Ya no olemos los bocadillos de calamares que tomábamos al atardecer en el bar Mora de la calle Morería; ahora están las consejerías, que no huelen precisamente a calamares, huelen a humanidad, que ya es oler.

Aquellos bocadillos que los soldados de artillerías tomaban con tanto apetito y los novios con una jarra de cerveza iban a pelar la pava mientras llenabas el estómago. El bar Mora, con Celedonio detrás de la barra, era todo un símbolo de esta ciudad. En verano se olía desde la orilla del río Guadiana, cuando bajabas de la barcaza al mediodía del molino de Pancaliente y estabas deseando llegar para refrescarte y poner el estómago en su sitio.

Olíamos a calamares en el mismo centro de la ciudad, en el bar Aragón de la calle José Antonio, hoy Cervantes. Los que llegaban de tren o los que iban de viaje lo primero era tomar un bocadillo, o te lo envolvían para tomarlo en aquellos vagones donde se hacían verdaderos amistades. O lo engullías en la ventanilla mientras soplabas al que tenías a tu lado por una carbonilla en el ojo.
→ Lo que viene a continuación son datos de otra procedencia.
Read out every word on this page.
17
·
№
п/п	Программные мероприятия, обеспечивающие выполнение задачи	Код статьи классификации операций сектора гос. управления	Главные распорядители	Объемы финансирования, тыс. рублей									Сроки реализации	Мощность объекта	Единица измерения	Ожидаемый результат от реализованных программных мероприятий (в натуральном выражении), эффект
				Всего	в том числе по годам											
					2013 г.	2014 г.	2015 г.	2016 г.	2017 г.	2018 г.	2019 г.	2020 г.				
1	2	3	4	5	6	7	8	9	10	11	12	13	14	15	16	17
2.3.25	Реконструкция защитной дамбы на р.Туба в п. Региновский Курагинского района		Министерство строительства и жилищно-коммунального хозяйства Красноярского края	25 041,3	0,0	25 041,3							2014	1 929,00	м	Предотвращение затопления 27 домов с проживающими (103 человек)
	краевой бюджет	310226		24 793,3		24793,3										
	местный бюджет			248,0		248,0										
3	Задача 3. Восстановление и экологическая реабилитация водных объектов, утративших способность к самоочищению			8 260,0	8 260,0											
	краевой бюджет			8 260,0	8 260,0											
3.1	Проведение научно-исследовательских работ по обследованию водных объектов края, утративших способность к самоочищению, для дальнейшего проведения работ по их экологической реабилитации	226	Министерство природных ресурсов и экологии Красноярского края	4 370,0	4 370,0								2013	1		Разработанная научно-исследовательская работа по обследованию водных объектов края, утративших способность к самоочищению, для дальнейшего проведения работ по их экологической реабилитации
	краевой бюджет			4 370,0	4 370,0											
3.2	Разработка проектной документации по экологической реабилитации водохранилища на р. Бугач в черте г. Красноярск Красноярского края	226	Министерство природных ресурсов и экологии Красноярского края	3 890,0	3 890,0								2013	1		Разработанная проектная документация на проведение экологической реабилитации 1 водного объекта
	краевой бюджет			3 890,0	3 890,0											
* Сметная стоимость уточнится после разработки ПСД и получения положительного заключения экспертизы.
Los que llegaban en el tren, al pasar por el Bar Aragón y oler los calamares, era como una tentación dificil de resistir. No existían los calamares congelados y no daba tiempo a que se pusieran en mal estado, en ambos bares dos mujeres estaban continuamente limpiándolos para consumirlos inmediatamente.
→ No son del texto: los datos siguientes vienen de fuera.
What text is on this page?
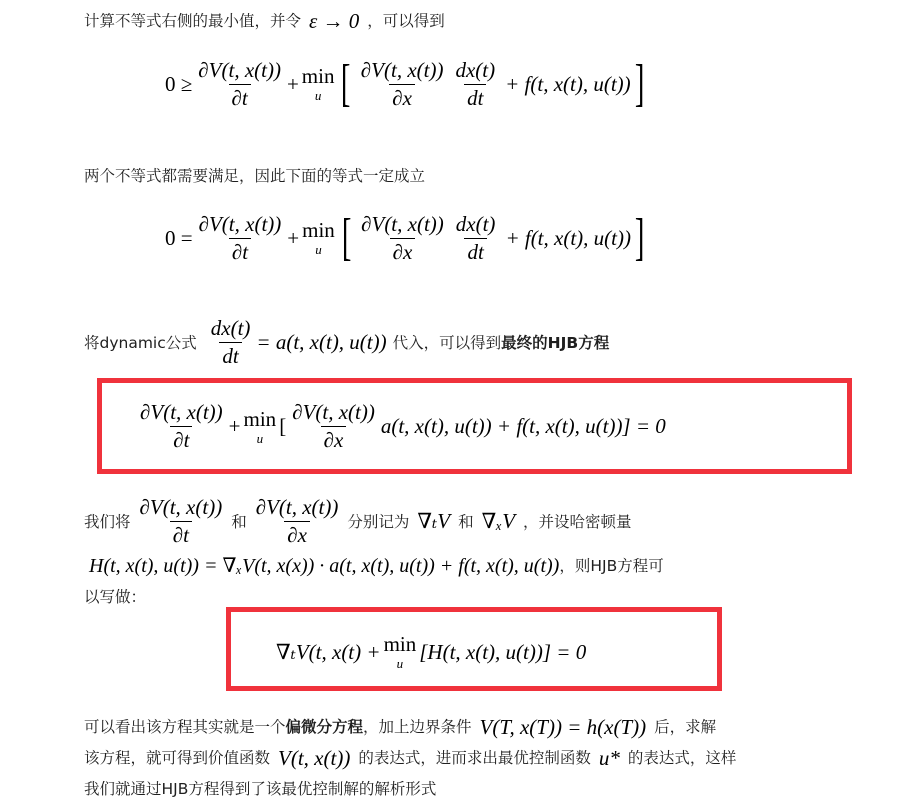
计算不等式右侧的最小值，并令 ε → 0 ，可以得到
$0 \ge \frac{\partial V(t, x(t))}{\partial t} + \min$
u [ $\frac{\partial V(t, x(t))}{\partial x} \frac{dx(t)}{dt} + f(t$, x(t), u(t)) ]
两个不等式都需要满足，因此下面的等式一定成立
$0 = \frac{\partial V(t, x(t))}{\partial t} + \min$
u [ $\frac{\partial V(t, x(t))}{\partial x} \frac{dx(t)}{dt} + f(t$, x(t), u(t)) ]
将dynamic公式 $\frac{dx(t)}{dt} = a(t$, x(t), u(t)) 代入，可以得到 最终的HJB方程
$\frac{\partial V(t, x(t))}{\partial t} + \min$
u [ $\frac{\partial V(t, x(t))}{\partial x} a(t$, x(t), u(t)) + f(t, x(t), u(t))] = 0
我们将 $\frac{\partial V(t, x(t))}{\partial t}$ 和 $\frac{\partial V(t, x(t))}{\partial x}$ 分别记为 ∇ₜV 和 ∇ₓV ，并设哈密顿量
H(t, x(t), u(t)) = ∇ₓV(t, x(x)) · a(t, x(t), u(t)) + f(t, x(t), u(t)) ，则HJB方程可
以写做：
∇ₜV(t, x(t) + min
u [H(t, x(t), u(t))] = 0
可以看出该方程其实就是一个 偏微分方程 ，加上边界条件 V(T, x(T)) = h(x(T)) 后，求解
该方程，就可得到价值函数 V(t, x(t)) 的表达式，进而求出最优控制函数 u* 的表达式，这样
我们就通过HJB方程得到了该最优控制解的解析形式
Estos dos bares han hecho historia del molusco de ocho tentáculos que sabían a gloria bendita y para más sofisticación los guisaban en su tinta, pero su tinta, la original, no las que venden en bolsas prefabricada.

Agustín Giménez Villahoz, durante años presidente y entrenador del Imperio, conoció en el bar Aragón a su actual mujer Angelita Montero, muchos años más joven, y se dijo: "esta mujer es para mí o para nadie". Intervino en presentárselo Diego Galán Monago y hubo el flechazo por ambas partes. Hoy son un matrimonio inseparable.

¡Lo que hace un buen bocadillo de calamares!